正午にかけて力が三倍になるという体質を持っていたとされ、作品によっては、『太陽の騎士』とあだ名される場合もある。
ガラティーンという銘剣を愛用していたとされるが、エクスカリバーの姉妹剣であるとか精霊が与えた剣であるとか逸話はあるものの、入手経理等は不明。
また、ウェールズの英雄が起源とされ、グワルフマイ(5月の鷹の意)と同一視される。ケルト社会では、5月は夏の始まりであり、先述した『太陽の騎士』と繋がっているとも。
・作者の小話
装飾装甲に紅玉を用いたのは、ルビーが太陽の象徴とされるからです。
初登場後は、白銀の装甲を持つようになり、金剛石の輝きと形容していますが、これは、ダイヤモンドが永遠の絆を表し、悪霊を祓い、勝利をもたらすとされているからです。
貴族という悪に立ち向かい、仲間を勝利に導く。
新たなる光という名を持つレジスタンスの象徴に相応しいのではないでしょうか。
また、ガウェインが鷹の名を持つ人物と同一視されるというネタから、主人公のコードネームは決まっています。

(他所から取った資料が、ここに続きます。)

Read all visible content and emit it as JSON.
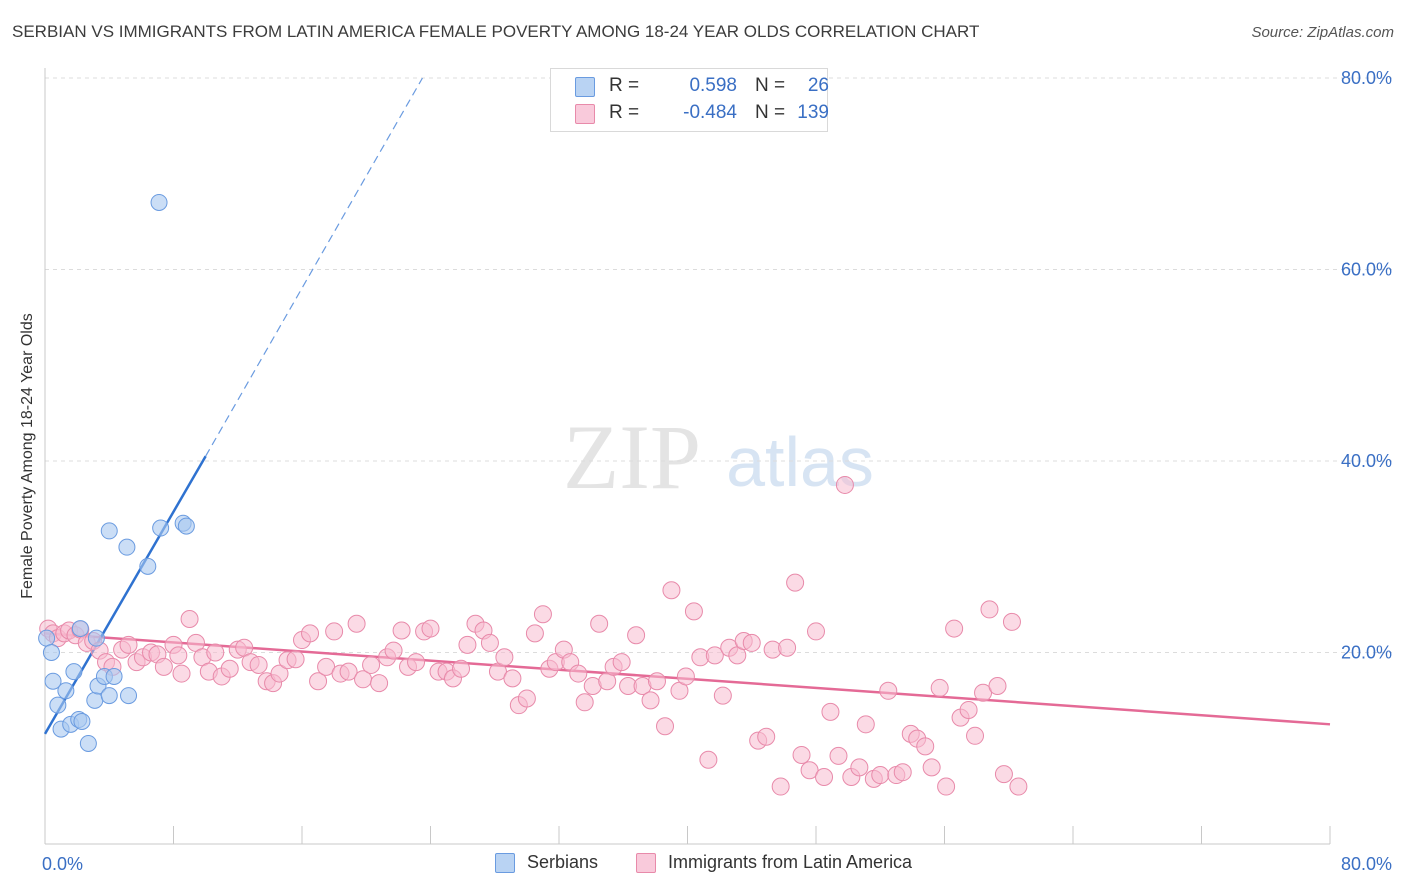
{
  "title": "SERBIAN VS IMMIGRANTS FROM LATIN AMERICA FEMALE POVERTY AMONG 18-24 YEAR OLDS CORRELATION CHART",
  "source": "Source: ZipAtlas.com",
  "watermark": {
    "zip": "ZIP",
    "atlas": "atlas"
  },
  "legend": {
    "rows": [
      {
        "r_label": "R =",
        "r_value": "0.598",
        "n_label": "N =",
        "n_value": "26",
        "color": "#a9c8f0",
        "border": "#6a9be0"
      },
      {
        "r_label": "R =",
        "r_value": "-0.484",
        "n_label": "N =",
        "n_value": "139",
        "color": "#f7bcd0",
        "border": "#e88aaa"
      }
    ]
  },
  "bottom_legend": {
    "serbians": "Serbians",
    "latin": "Immigrants from Latin America"
  },
  "chart_data": {
    "type": "scatter",
    "title": "SERBIAN VS IMMIGRANTS FROM LATIN AMERICA FEMALE POVERTY AMONG 18-24 YEAR OLDS CORRELATION CHART",
    "xlabel": "",
    "ylabel": "Female Poverty Among 18-24 Year Olds",
    "xlim": [
      0,
      80
    ],
    "ylim": [
      0,
      80
    ],
    "x_tick_labels": [
      "0.0%",
      "80.0%"
    ],
    "y_tick_labels": [
      "20.0%",
      "40.0%",
      "60.0%",
      "80.0%"
    ],
    "y_ticks": [
      20,
      40,
      60,
      80
    ],
    "grid": "horizontal dashed",
    "series": [
      {
        "name": "Serbians",
        "color": "#6a9be0",
        "fill": "#a9c8f0",
        "points": [
          [
            0.1,
            21.5
          ],
          [
            0.4,
            20.0
          ],
          [
            0.5,
            17.0
          ],
          [
            0.8,
            14.5
          ],
          [
            1.0,
            12.0
          ],
          [
            1.3,
            16.0
          ],
          [
            1.6,
            12.5
          ],
          [
            1.8,
            18.0
          ],
          [
            2.1,
            13.0
          ],
          [
            2.3,
            12.8
          ],
          [
            2.7,
            10.5
          ],
          [
            3.1,
            15.0
          ],
          [
            3.3,
            16.5
          ],
          [
            3.7,
            17.5
          ],
          [
            4.0,
            15.5
          ],
          [
            4.3,
            17.5
          ],
          [
            5.2,
            15.5
          ],
          [
            4.0,
            32.7
          ],
          [
            5.1,
            31.0
          ],
          [
            6.4,
            29.0
          ],
          [
            7.1,
            67.0
          ],
          [
            7.2,
            33.0
          ],
          [
            8.6,
            33.5
          ],
          [
            8.8,
            33.2
          ],
          [
            3.2,
            21.5
          ],
          [
            2.2,
            22.5
          ]
        ],
        "trend": {
          "x": [
            0,
            10
          ],
          "y": [
            11.5,
            40.5
          ],
          "dashed_extension": {
            "x": [
              10,
              23.5
            ],
            "y": [
              40.5,
              80
            ]
          }
        }
      },
      {
        "name": "Immigrants from Latin America",
        "color": "#e88aaa",
        "fill": "#f7bcd0",
        "points": [
          [
            0.2,
            22.5
          ],
          [
            0.5,
            22.0
          ],
          [
            0.8,
            21.5
          ],
          [
            1.2,
            22.0
          ],
          [
            1.5,
            22.3
          ],
          [
            1.9,
            21.8
          ],
          [
            2.2,
            22.4
          ],
          [
            2.6,
            21.0
          ],
          [
            3.0,
            21.2
          ],
          [
            3.4,
            20.2
          ],
          [
            3.8,
            19.0
          ],
          [
            4.2,
            18.5
          ],
          [
            4.8,
            20.3
          ],
          [
            5.2,
            20.8
          ],
          [
            5.7,
            19.0
          ],
          [
            6.1,
            19.5
          ],
          [
            6.6,
            20.0
          ],
          [
            7.0,
            19.8
          ],
          [
            7.4,
            18.5
          ],
          [
            8.0,
            20.8
          ],
          [
            8.5,
            17.8
          ],
          [
            9.0,
            23.5
          ],
          [
            9.4,
            21.0
          ],
          [
            9.8,
            19.5
          ],
          [
            10.2,
            18.0
          ],
          [
            10.6,
            20.0
          ],
          [
            11.0,
            17.5
          ],
          [
            11.5,
            18.3
          ],
          [
            12.0,
            20.3
          ],
          [
            12.4,
            20.5
          ],
          [
            12.8,
            19.0
          ],
          [
            13.3,
            18.7
          ],
          [
            13.8,
            17.0
          ],
          [
            14.2,
            16.8
          ],
          [
            14.6,
            17.8
          ],
          [
            15.1,
            19.2
          ],
          [
            15.6,
            19.3
          ],
          [
            16.0,
            21.3
          ],
          [
            16.5,
            22.0
          ],
          [
            17.0,
            17.0
          ],
          [
            17.5,
            18.5
          ],
          [
            18.0,
            22.2
          ],
          [
            18.4,
            17.8
          ],
          [
            18.9,
            18.0
          ],
          [
            19.4,
            23.0
          ],
          [
            19.8,
            17.2
          ],
          [
            20.3,
            18.7
          ],
          [
            20.8,
            16.8
          ],
          [
            21.3,
            19.5
          ],
          [
            21.7,
            20.2
          ],
          [
            22.2,
            22.3
          ],
          [
            22.6,
            18.5
          ],
          [
            23.1,
            19.0
          ],
          [
            23.6,
            22.2
          ],
          [
            24.0,
            22.5
          ],
          [
            24.5,
            18.0
          ],
          [
            25.0,
            18.0
          ],
          [
            25.4,
            17.3
          ],
          [
            25.9,
            18.3
          ],
          [
            26.3,
            20.8
          ],
          [
            26.8,
            23.0
          ],
          [
            27.3,
            22.3
          ],
          [
            27.7,
            21.0
          ],
          [
            28.2,
            18.0
          ],
          [
            28.6,
            19.5
          ],
          [
            29.1,
            17.3
          ],
          [
            29.5,
            14.5
          ],
          [
            30.0,
            15.2
          ],
          [
            30.5,
            22.0
          ],
          [
            31.0,
            24.0
          ],
          [
            31.4,
            18.3
          ],
          [
            31.8,
            19.0
          ],
          [
            32.3,
            20.3
          ],
          [
            32.7,
            19.0
          ],
          [
            33.2,
            17.8
          ],
          [
            33.6,
            14.8
          ],
          [
            34.1,
            16.5
          ],
          [
            34.5,
            23.0
          ],
          [
            35.0,
            17.0
          ],
          [
            35.4,
            18.5
          ],
          [
            35.9,
            19.0
          ],
          [
            36.3,
            16.5
          ],
          [
            36.8,
            21.8
          ],
          [
            37.2,
            16.5
          ],
          [
            37.7,
            15.0
          ],
          [
            38.1,
            17.0
          ],
          [
            38.6,
            12.3
          ],
          [
            39.0,
            26.5
          ],
          [
            39.5,
            16.0
          ],
          [
            39.9,
            17.5
          ],
          [
            40.4,
            24.3
          ],
          [
            40.8,
            19.5
          ],
          [
            41.3,
            8.8
          ],
          [
            41.7,
            19.7
          ],
          [
            42.2,
            15.5
          ],
          [
            42.6,
            20.5
          ],
          [
            43.1,
            19.7
          ],
          [
            43.5,
            21.2
          ],
          [
            44.0,
            21.0
          ],
          [
            44.4,
            10.8
          ],
          [
            44.9,
            11.2
          ],
          [
            45.3,
            20.3
          ],
          [
            45.8,
            6.0
          ],
          [
            46.2,
            20.5
          ],
          [
            46.7,
            27.3
          ],
          [
            47.1,
            9.3
          ],
          [
            47.6,
            7.7
          ],
          [
            48.0,
            22.2
          ],
          [
            48.5,
            7.0
          ],
          [
            48.9,
            13.8
          ],
          [
            49.4,
            9.2
          ],
          [
            49.8,
            37.5
          ],
          [
            50.2,
            7.0
          ],
          [
            50.7,
            8.0
          ],
          [
            51.1,
            12.5
          ],
          [
            51.6,
            6.8
          ],
          [
            52.0,
            7.2
          ],
          [
            52.5,
            16.0
          ],
          [
            53.0,
            7.2
          ],
          [
            53.4,
            7.5
          ],
          [
            53.9,
            11.5
          ],
          [
            54.3,
            11.0
          ],
          [
            54.8,
            10.2
          ],
          [
            55.2,
            8.0
          ],
          [
            55.7,
            16.3
          ],
          [
            56.1,
            6.0
          ],
          [
            56.6,
            22.5
          ],
          [
            57.0,
            13.2
          ],
          [
            57.5,
            14.0
          ],
          [
            57.9,
            11.3
          ],
          [
            58.4,
            15.8
          ],
          [
            58.8,
            24.5
          ],
          [
            59.3,
            16.5
          ],
          [
            59.7,
            7.3
          ],
          [
            60.2,
            23.2
          ],
          [
            60.6,
            6.0
          ],
          [
            8.3,
            19.7
          ]
        ],
        "trend": {
          "x": [
            0,
            80
          ],
          "y": [
            22.0,
            12.5
          ]
        }
      }
    ]
  }
}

《フリズスヴェルク》は、本来、北欧神話に登場する鷲からは名前を捩ってあります。
フレースヴェルグもしくはフレスベルクがよく知られる名前なのですが、フレスベルクは、雄鶏であるヴィゾーヴニルや鷹であるヴェズルフェルニルと混同されることがあります。
フレースヴェルグは、風を起こすものであるとか、死者をその嘴で裂く鷲であるとされ、ヴェズルフェルニルは、トネリコの枝に止まっている鷹で、風を打ち消すものという意味を持ち、ヴィゾーヴニルは、ユグドラシルの天頂に輝く雄鶏で、世界を照らすとされています。
この伝説に、鷹を象徴する太陽の騎士であるガウェインと重なるものを感じ、三つを語感良く組み合わせた雰囲気になるように、フリズスヴェルクという名前にしました。
本編で鷹を象徴する機体に鷹のコードネームを持つ自分が乗る、というジンの心境はここから来ています。
忠実とは違う伝説だと捉えてください。
型式番号と機体サイズ、重量、跳躍高を変更しました。